In 2017, Buffalo NY decided to throw out the old “Elvis Code” and unanimously adopt the Buffalo Green Code. The Green Code is an award-winning form based zoning code that works to enrich our community by allowing more of what we already have – walkable, mixed use neighborhoods. What I describe as the most beautiful paragraph in the Green Code (6.1.1.F -detailed below for reference), neighborhood shops became legal again and are now able to be reopened with the granting of a special use permit from the City Council. Boom! Success!
Putting 6.1.1.F Into Action:
After the Buffalo Green Code was adopted, we saw this little building. It had two apartments and a micro 550sf storefront on the first floor that had been vacant since… you guessed it: the Elvis code!
Knowing the new zoning rules, we took a leap to purchase an underutilized building on Buffalo’s West Side knowing very well that under the siding lay hidden original shopfront windows from 1920. We worked with a local bank who gave us a renovation loan based on the after renovation value which allowed us to dream bigger. We named her Sprout and started our journey to bringing her back to life.
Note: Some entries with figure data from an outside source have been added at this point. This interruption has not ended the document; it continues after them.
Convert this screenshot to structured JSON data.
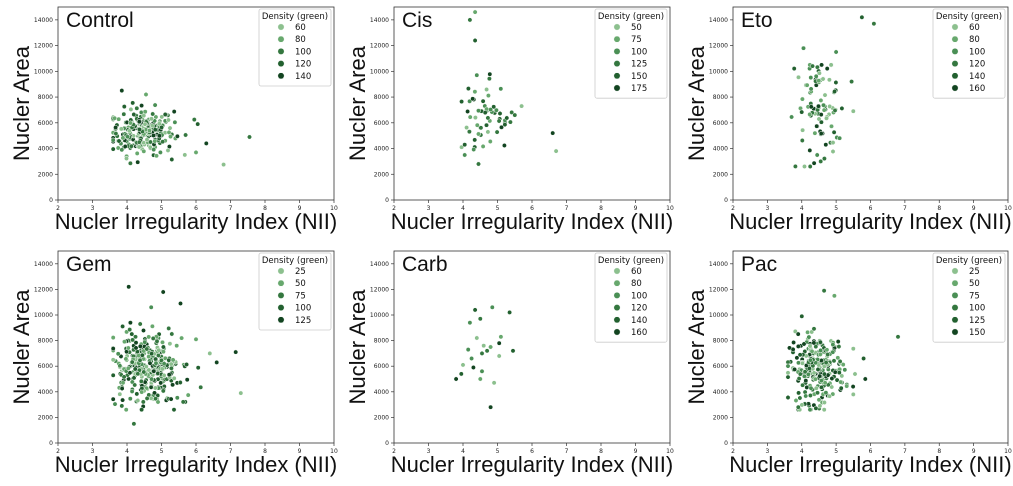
{
  "chart_data": [
    {
      "type": "scatter",
      "title": "Control",
      "xlabel": "Nucler Irregularity Index (NII)",
      "ylabel": "Nucler Area",
      "xlim": [
        2,
        10
      ],
      "ylim": [
        0,
        15000
      ],
      "xticks": [
        "2",
        "3",
        "4",
        "5",
        "6",
        "7",
        "8",
        "9",
        "10"
      ],
      "yticks": [
        "0",
        "2000",
        "4000",
        "6000",
        "8000",
        "10000",
        "12000",
        "14000"
      ],
      "legend": {
        "title": "Density (green)",
        "position": "top-right",
        "labels": [
          "60",
          "80",
          "100",
          "120",
          "140"
        ]
      },
      "points": [
        [
          7.55,
          4900
        ],
        [
          6.8,
          2750
        ],
        [
          6.3,
          4400
        ],
        [
          6.0,
          3700
        ],
        [
          6.05,
          5900
        ],
        [
          5.95,
          6250
        ],
        [
          5.3,
          3150
        ],
        [
          3.85,
          8500
        ],
        [
          4.55,
          8200
        ],
        [
          3.85,
          3900
        ],
        [
          4.1,
          2850
        ]
      ],
      "cluster": {
        "n": 240,
        "x_mean": 4.45,
        "x_sd": 0.45,
        "y_mean": 5300,
        "y_sd": 900
      }
    },
    {
      "type": "scatter",
      "title": "Cis",
      "xlabel": "Nucler Irregularity Index (NII)",
      "ylabel": "Nucler Area",
      "xlim": [
        2,
        10
      ],
      "ylim": [
        0,
        15000
      ],
      "xticks": [
        "2",
        "3",
        "4",
        "5",
        "6",
        "7",
        "8",
        "9",
        "10"
      ],
      "yticks": [
        "0",
        "2000",
        "4000",
        "6000",
        "8000",
        "10000",
        "12000",
        "14000"
      ],
      "legend": {
        "title": "Density (green)",
        "position": "top-right",
        "labels": [
          "50",
          "75",
          "100",
          "125",
          "150",
          "175"
        ]
      },
      "points": [
        [
          4.2,
          14000
        ],
        [
          4.35,
          14600
        ],
        [
          4.35,
          12400
        ],
        [
          4.4,
          9700
        ],
        [
          6.6,
          5200
        ],
        [
          6.7,
          3800
        ],
        [
          4.05,
          4300
        ],
        [
          4.05,
          3500
        ],
        [
          4.45,
          2800
        ],
        [
          5.7,
          7300
        ],
        [
          5.5,
          6600
        ]
      ],
      "cluster": {
        "n": 55,
        "x_mean": 4.6,
        "x_sd": 0.35,
        "y_mean": 6300,
        "y_sd": 1300
      }
    },
    {
      "type": "scatter",
      "title": "Eto",
      "xlabel": "Nucler Irregularity Index (NII)",
      "ylabel": "Nucler Area",
      "xlim": [
        2,
        10
      ],
      "ylim": [
        0,
        15000
      ],
      "xticks": [
        "2",
        "3",
        "4",
        "5",
        "6",
        "7",
        "8",
        "9",
        "10"
      ],
      "yticks": [
        "0",
        "2000",
        "4000",
        "6000",
        "8000",
        "10000",
        "12000",
        "14000"
      ],
      "legend": {
        "title": "Density (green)",
        "position": "top-right",
        "labels": [
          "60",
          "80",
          "100",
          "120",
          "140",
          "160"
        ]
      },
      "points": [
        [
          5.75,
          14200
        ],
        [
          6.1,
          13700
        ],
        [
          5.0,
          11500
        ],
        [
          4.05,
          11800
        ],
        [
          5.45,
          9200
        ],
        [
          5.5,
          6900
        ],
        [
          5.1,
          4800
        ],
        [
          4.55,
          3000
        ],
        [
          4.45,
          3500
        ],
        [
          4.7,
          4300
        ]
      ],
      "cluster": {
        "n": 90,
        "x_mean": 4.45,
        "x_sd": 0.35,
        "y_mean": 7400,
        "y_sd": 1900
      }
    },
    {
      "type": "scatter",
      "title": "Gem",
      "xlabel": "Nucler Irregularity Index (NII)",
      "ylabel": "Nucler Area",
      "xlim": [
        2,
        10
      ],
      "ylim": [
        0,
        15000
      ],
      "xticks": [
        "2",
        "3",
        "4",
        "5",
        "6",
        "7",
        "8",
        "9",
        "10"
      ],
      "yticks": [
        "0",
        "2000",
        "4000",
        "6000",
        "8000",
        "10000",
        "12000",
        "14000"
      ],
      "legend": {
        "title": "Density (green)",
        "position": "top-right",
        "labels": [
          "25",
          "50",
          "75",
          "100",
          "125"
        ]
      },
      "points": [
        [
          4.05,
          12200
        ],
        [
          5.05,
          11800
        ],
        [
          5.55,
          10900
        ],
        [
          4.7,
          10600
        ],
        [
          7.3,
          3900
        ],
        [
          7.15,
          7100
        ],
        [
          6.6,
          6300
        ],
        [
          6.4,
          7000
        ],
        [
          4.2,
          1500
        ],
        [
          6.0,
          8100
        ],
        [
          3.85,
          2900
        ]
      ],
      "cluster": {
        "n": 340,
        "x_mean": 4.6,
        "x_sd": 0.55,
        "y_mean": 5800,
        "y_sd": 1300
      }
    },
    {
      "type": "scatter",
      "title": "Carb",
      "xlabel": "Nucler Irregularity Index (NII)",
      "ylabel": "Nucler Area",
      "xlim": [
        2,
        10
      ],
      "ylim": [
        0,
        15000
      ],
      "xticks": [
        "2",
        "3",
        "4",
        "5",
        "6",
        "7",
        "8",
        "9",
        "10"
      ],
      "yticks": [
        "0",
        "2000",
        "4000",
        "6000",
        "8000",
        "10000",
        "12000",
        "14000"
      ],
      "legend": {
        "title": "Density (green)",
        "position": "top-right",
        "labels": [
          "60",
          "80",
          "100",
          "120",
          "140",
          "160"
        ]
      },
      "points": [
        [
          4.35,
          10400
        ],
        [
          4.85,
          10600
        ],
        [
          5.35,
          10200
        ],
        [
          4.2,
          9400
        ],
        [
          4.5,
          9700
        ],
        [
          5.1,
          8300
        ],
        [
          5.45,
          7200
        ],
        [
          5.05,
          7800
        ],
        [
          4.4,
          8200
        ],
        [
          4.7,
          7200
        ],
        [
          4.8,
          7500
        ],
        [
          4.55,
          7000
        ],
        [
          4.15,
          7300
        ],
        [
          4.25,
          6600
        ],
        [
          4.0,
          6100
        ],
        [
          3.8,
          5000
        ],
        [
          3.95,
          5400
        ],
        [
          4.5,
          5000
        ],
        [
          4.3,
          5900
        ],
        [
          4.55,
          5600
        ],
        [
          4.9,
          4700
        ],
        [
          4.8,
          2800
        ],
        [
          4.6,
          7600
        ],
        [
          5.05,
          6800
        ]
      ],
      "cluster": {
        "n": 0,
        "x_mean": 4.5,
        "x_sd": 0.3,
        "y_mean": 7000,
        "y_sd": 1500
      }
    },
    {
      "type": "scatter",
      "title": "Pac",
      "xlabel": "Nucler Irregularity Index (NII)",
      "ylabel": "Nucler Area",
      "xlim": [
        2,
        10
      ],
      "ylim": [
        0,
        15000
      ],
      "xticks": [
        "2",
        "3",
        "4",
        "5",
        "6",
        "7",
        "8",
        "9",
        "10"
      ],
      "yticks": [
        "0",
        "2000",
        "4000",
        "6000",
        "8000",
        "10000",
        "12000",
        "14000"
      ],
      "legend": {
        "title": "Density (green)",
        "position": "top-right",
        "labels": [
          "25",
          "50",
          "75",
          "100",
          "125",
          "150"
        ]
      },
      "points": [
        [
          6.8,
          8300
        ],
        [
          4.65,
          11900
        ],
        [
          4.95,
          11500
        ],
        [
          4.0,
          9900
        ],
        [
          5.8,
          6600
        ],
        [
          5.85,
          5000
        ],
        [
          5.5,
          3800
        ],
        [
          3.9,
          2800
        ]
      ],
      "cluster": {
        "n": 260,
        "x_mean": 4.45,
        "x_sd": 0.4,
        "y_mean": 5800,
        "y_sd": 1300
      }
    }
  ]
}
Progress! Here we are removing the crappy 1960’s siding to expose the original shopfront windows for the first time in over fifty years! What a special moment it was. And go figure – we mentioned the space a few times and with little effort, we secured a perfect tenant – a coffee and pie shop! (See, dreams do come true – who doesn’t love pie?!?!)
The great thing about the Buffalo Green Code is that it is doing exactly what it was designed to do: rebuilding our city in a way that honors our past instead of destroying it.
Taking Action In Your Community:
How many vacant neighborhood shops exist in your world that could be neighborhood assets? Hop on your bicycle and count them. If you are looking to rescue the neighborhood shops in your community, consider adopting a zoning ordinance about them. Here is the language from our code to help you advocate for your neighborhood shops and if you’re a zoning nerd like me, you can read the entire thing here.
About the Buffalo Green Code provision that allows neighborhood shops:
6.1.1. F. Neighborhood Shops. An applicant is eligible to apply for a special use permit to establish or expand a commercial use in the N-2R or N-3R zone where the below criteria are met, irrespective of the limitations of Table 6A: Principal Uses. These criteria are intended to allow existing commercial buildings in residential zones to be utilized to incubate small businesses and artisans in order to serve as catalysts for neighborhood revitalization, as a tool for economic development, and as an important component of the walkability of a neighborhood.